王荷花和秦侯,目下很可能就藏在典医局里。
章玉说过,鲁王喜研修仙之术,而鲁王妃崇佛拜佛,薛茂这个鲁王的亲信医官,若以钻研炼丹之类的借口,将鲁王留宿在典医局,是最不让王妃和其他属官起疑的法子。
秦勉跳下马车,摆出“白吃一顿还嫌没放盐”的腔调,扇着鼻子对禁卫抱怨:“车里漂亮是漂亮,但一股好浓的药味。”

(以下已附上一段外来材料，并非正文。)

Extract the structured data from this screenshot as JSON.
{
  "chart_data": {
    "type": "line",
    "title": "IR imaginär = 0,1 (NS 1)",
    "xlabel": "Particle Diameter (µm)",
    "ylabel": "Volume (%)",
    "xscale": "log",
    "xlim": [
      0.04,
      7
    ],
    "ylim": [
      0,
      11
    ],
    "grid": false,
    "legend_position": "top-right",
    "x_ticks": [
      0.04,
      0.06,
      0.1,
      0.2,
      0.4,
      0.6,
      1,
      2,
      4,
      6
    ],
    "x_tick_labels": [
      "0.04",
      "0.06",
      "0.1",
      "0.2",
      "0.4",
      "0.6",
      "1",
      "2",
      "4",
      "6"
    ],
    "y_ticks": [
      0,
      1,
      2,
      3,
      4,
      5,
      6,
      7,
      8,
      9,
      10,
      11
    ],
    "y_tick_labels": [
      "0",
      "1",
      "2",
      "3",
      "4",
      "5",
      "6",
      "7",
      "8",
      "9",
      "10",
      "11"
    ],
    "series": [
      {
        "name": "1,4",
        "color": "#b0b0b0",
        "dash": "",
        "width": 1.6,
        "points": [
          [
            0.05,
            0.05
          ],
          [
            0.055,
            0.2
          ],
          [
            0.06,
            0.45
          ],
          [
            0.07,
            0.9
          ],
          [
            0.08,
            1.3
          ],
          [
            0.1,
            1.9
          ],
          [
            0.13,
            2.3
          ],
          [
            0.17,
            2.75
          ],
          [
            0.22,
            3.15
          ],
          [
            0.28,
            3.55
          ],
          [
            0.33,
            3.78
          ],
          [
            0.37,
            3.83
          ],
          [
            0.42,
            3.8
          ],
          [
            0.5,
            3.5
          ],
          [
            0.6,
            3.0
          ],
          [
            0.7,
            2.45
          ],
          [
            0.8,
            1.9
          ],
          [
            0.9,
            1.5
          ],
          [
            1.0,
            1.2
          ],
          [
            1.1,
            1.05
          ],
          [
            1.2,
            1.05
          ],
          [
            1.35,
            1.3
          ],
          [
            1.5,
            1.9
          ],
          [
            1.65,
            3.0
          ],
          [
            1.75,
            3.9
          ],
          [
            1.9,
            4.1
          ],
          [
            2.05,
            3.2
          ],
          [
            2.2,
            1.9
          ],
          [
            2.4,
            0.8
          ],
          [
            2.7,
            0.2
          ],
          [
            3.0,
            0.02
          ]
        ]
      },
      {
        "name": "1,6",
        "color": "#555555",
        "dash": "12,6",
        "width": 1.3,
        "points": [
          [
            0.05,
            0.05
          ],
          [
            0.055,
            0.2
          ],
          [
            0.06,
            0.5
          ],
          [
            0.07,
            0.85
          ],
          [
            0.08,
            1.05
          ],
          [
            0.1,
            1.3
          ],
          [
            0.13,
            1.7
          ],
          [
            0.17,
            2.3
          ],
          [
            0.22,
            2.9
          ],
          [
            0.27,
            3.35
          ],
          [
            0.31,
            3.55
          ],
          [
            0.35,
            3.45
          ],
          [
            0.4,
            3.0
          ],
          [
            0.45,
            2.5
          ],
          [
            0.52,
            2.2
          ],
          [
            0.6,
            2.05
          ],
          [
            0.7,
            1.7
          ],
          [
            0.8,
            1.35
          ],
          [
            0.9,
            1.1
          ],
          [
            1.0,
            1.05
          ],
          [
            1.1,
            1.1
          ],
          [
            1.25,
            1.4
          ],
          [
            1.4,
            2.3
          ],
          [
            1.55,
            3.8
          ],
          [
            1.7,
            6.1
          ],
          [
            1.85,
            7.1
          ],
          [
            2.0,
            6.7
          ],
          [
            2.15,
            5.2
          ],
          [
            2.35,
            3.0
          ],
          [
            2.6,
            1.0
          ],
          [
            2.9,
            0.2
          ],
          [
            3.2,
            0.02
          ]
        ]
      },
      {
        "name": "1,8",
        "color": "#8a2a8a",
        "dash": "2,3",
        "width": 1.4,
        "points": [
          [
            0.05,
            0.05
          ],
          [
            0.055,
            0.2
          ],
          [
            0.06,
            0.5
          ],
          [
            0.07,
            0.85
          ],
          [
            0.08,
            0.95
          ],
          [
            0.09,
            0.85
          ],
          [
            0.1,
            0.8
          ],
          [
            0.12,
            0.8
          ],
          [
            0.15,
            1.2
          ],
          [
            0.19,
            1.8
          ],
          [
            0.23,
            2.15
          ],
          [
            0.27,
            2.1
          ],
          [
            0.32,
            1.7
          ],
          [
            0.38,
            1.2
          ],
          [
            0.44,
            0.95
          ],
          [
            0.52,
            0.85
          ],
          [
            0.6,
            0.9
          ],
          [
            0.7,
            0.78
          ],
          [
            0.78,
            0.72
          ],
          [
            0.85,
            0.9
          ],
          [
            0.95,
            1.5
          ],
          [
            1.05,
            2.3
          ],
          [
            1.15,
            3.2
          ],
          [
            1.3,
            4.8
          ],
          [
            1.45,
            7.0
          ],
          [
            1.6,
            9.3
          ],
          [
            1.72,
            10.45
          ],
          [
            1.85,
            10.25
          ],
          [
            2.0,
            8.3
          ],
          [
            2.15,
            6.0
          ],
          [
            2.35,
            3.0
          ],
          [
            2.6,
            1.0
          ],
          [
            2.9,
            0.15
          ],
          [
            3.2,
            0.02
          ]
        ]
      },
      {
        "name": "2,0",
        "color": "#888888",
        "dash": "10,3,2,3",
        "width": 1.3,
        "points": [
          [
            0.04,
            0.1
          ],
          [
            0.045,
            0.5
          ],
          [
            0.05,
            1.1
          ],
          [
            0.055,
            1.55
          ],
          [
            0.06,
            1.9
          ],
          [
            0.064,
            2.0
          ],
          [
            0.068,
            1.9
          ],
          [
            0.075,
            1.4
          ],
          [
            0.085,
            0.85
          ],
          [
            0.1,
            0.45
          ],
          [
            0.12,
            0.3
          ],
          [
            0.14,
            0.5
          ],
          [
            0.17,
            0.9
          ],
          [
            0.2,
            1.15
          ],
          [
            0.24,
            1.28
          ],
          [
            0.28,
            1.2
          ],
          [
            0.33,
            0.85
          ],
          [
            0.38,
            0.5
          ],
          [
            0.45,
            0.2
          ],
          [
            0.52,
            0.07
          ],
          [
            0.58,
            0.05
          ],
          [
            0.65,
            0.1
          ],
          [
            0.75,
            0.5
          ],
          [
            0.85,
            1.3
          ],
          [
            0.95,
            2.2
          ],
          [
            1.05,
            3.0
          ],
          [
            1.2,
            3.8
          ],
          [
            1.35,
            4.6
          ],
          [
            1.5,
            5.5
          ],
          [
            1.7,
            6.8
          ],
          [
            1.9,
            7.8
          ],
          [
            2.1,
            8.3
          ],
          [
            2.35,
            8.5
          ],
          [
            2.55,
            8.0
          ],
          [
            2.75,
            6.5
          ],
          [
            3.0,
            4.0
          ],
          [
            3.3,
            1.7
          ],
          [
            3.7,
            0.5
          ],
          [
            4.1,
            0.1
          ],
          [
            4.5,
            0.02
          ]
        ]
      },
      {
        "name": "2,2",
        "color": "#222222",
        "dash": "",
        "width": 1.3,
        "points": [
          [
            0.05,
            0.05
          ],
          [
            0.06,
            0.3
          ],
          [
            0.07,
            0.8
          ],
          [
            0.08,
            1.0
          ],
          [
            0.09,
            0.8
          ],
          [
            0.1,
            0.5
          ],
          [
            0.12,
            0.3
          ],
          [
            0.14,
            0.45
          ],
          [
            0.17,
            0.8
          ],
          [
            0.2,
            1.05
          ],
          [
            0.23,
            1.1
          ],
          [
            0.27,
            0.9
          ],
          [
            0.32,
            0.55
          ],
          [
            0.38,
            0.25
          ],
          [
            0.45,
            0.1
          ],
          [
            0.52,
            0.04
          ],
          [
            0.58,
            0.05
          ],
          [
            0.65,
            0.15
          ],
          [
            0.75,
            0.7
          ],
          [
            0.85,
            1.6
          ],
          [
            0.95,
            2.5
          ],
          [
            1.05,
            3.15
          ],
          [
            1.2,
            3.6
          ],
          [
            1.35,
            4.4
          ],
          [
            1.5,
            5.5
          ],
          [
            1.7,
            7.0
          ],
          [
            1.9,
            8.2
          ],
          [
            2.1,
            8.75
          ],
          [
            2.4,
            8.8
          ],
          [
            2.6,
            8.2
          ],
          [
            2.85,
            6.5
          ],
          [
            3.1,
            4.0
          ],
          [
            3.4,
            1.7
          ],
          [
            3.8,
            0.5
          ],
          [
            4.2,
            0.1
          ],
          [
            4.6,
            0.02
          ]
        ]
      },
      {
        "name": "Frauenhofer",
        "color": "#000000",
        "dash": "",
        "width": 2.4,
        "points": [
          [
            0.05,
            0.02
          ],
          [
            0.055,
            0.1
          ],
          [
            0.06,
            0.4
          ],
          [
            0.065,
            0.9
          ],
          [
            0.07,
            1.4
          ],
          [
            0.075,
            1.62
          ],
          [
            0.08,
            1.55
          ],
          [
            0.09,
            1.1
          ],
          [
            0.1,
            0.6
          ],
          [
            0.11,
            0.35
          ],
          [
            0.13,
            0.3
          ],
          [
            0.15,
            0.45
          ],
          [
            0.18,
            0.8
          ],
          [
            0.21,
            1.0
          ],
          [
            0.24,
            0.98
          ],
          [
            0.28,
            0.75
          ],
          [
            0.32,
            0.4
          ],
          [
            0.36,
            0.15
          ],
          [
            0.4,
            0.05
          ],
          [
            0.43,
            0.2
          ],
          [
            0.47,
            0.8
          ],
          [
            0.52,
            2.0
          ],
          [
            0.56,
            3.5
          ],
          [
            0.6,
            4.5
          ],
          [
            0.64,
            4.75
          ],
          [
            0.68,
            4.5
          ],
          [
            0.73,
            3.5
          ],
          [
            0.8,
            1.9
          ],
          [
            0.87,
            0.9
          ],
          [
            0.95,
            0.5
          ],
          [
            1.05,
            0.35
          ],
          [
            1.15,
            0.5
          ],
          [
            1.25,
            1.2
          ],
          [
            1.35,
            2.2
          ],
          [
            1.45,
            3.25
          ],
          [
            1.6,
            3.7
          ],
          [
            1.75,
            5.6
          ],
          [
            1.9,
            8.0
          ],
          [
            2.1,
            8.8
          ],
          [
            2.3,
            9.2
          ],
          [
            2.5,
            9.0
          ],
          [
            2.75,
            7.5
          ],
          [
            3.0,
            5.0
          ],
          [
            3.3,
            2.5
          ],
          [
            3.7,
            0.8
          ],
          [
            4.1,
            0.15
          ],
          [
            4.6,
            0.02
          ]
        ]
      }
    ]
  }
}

禁卫先后拿了两份赏银,自忖也得帮着两位爷哄女人,遂接茬道:“啊是,这车装人,也装药材。薛大人事必躬亲,眼界又高,常嫌弃州府送来的药材不好,就自己去外头买药、挖药,有时候半夜才回来。”
秦勉疑道:“半夜回来,这却是为何?”
禁卫挠挠头:“太医们规矩可大了,采药讲究啥阴阳五行十二时辰的。再一个,买药是在集市,也便罢了,若去野地里亲自挖些产得极少的稀罕药,薛大人自不愿光天化日的让人瞧见,否则,百姓和贩子,还不得一两天就挖空了。”
秦勉莞尔,道声“有理”,心中推测,王荷花和秦芳,可能是天黑时坐车进宫,禁卫看到是薛茂驾车,只道他收药采药归来,自也不搜查车厢。
但从王荷花和秦侯能自己下车、走入典医局的情形来推测,或许当日的其他医官都在南边端礼门待命,典医局只留了薛茂的亲信,不怕他们看到二女后,去禀报王妃。
秦勉给一旁的谢思恒递个大有所获的眼神,转头喊章玉:“章大人,咱走呗。”
一副不把章都尉当个将官、大咧咧不懂事的样儿。
章玉好脾气地笑笑,提步继续往北边银造局去,不料快到门口了,又被金娘子唤住。
“有劳都尉留步则个,我与慕远商量几句稍候叙话时的分寸。”
章玉作个请便的手势。
不论这谢二郎两口子到底藏着什么小九九,对他章玉来讲,在银造局与典医局之间合理地磨蹭停留,反倒有助于进一步观察地形。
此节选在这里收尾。